- Des scientifiques ont conçu un système de micro-tatouage temporaire muni de micro-aiguilles et de nanoparticules.
- Ce dispositif détecte de minuscules variations de température à la surface de la peau, signe possible d’un micromélanome encore invisible à l’œil humain.
- Chez des souris, il a permis de détecter des mélanomes très petits, mais néanmoins agressifs, dès l’âge de quatre jours.

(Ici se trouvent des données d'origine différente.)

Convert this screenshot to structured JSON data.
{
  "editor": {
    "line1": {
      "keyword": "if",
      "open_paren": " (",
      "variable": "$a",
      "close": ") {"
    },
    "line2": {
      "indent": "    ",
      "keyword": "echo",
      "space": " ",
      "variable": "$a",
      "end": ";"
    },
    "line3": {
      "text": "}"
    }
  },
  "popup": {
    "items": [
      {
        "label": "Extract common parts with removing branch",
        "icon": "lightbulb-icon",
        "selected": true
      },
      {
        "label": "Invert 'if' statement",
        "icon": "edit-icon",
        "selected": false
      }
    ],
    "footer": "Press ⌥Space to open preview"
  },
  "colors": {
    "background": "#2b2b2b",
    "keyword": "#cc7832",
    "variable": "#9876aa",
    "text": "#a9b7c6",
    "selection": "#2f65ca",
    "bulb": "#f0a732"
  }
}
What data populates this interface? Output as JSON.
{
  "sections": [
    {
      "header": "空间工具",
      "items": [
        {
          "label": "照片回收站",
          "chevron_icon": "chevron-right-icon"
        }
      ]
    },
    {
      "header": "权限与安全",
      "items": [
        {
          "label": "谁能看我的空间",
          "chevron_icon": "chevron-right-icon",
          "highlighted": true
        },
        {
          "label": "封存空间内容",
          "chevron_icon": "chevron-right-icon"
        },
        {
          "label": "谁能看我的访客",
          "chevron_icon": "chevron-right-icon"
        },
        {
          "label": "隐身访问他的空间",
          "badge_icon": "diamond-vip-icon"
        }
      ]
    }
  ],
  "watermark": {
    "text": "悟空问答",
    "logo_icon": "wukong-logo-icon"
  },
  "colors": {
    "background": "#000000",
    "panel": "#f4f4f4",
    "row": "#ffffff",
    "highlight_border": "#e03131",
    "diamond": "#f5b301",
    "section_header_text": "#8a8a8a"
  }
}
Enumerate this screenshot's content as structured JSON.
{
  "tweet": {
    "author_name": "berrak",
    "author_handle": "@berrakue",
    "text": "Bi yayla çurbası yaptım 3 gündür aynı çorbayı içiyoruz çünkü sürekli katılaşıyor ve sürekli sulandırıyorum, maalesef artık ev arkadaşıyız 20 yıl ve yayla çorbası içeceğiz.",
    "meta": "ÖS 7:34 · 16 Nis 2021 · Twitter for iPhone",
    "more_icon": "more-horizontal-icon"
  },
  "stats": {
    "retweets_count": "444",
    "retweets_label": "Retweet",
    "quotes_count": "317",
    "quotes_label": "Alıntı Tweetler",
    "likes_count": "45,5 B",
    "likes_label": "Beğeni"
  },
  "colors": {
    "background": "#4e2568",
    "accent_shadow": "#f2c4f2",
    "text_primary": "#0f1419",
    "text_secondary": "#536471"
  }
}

La détection précoce d'un mélanome est indispensable, car elle offre une meilleure chance de guérison. Pour repérer le plus tôt possible toute lésion suspecte, l’auto-examen de la peau est recommandé une fois tous les trois mois. Un professionnel de santé (dermatologue, infirmier, kinésithérapeute…) peut également examiner l’épiderme des patients. Cependant, certaines lésions cancéreuses "échappent souvent à l’examen visuel clinique et passent sous le radar", a signalé Jinyang Liang, spécialisé en imagerie ultrarapide et en biophotonique. C’est pourquoi il a avec des scientifiques des universités de Montréal, du Québec et de l'Institut national de la recherche scientifique (INRS) tenté de trouver une solution pour détecter les micromélanomes, "un stade où ils sont généralement beaucoup trop petits pour être identifiés par les techniques d'imagerie classiques."
Un "tatouage intelligent" temporaire produisant une cartographie thermique détaillée
Lors d’une étude, publiée dans la revue Nature Sensors, les auteurs ont développé un système de haute technologie, appelé SMEAR‑ULM, capable de mesurer de minuscules variations de température à la surface de la peau. Dans un communiqué, ils expliquent que cette méthode intègre des réseaux de micro-aiguilles indolores qui déposent des nanoparticules spécialisées juste sous la surface de la peau. Ces nanoparticules forment un "tatouage intelligent" temporaire qui agit comme un réseau de thermomètres microscopiques. "Lorsqu’elles sont exposées à une lumière proche infrarouge, ces nanoparticules émettent une lumière visible. La durée de cette émission dépend directement de la température locale. Comme les cellules cancéreuses consomment davantage d’oxygène et de nutriments que les cellules saines, elles produisent plus de chaleur, ce qui permet de déceler ces anomalies par voie optique." Par la suite, le dispositif produit une cartographie thermique avec toutes les informations capturées par un système d’imagerie ultrarapide.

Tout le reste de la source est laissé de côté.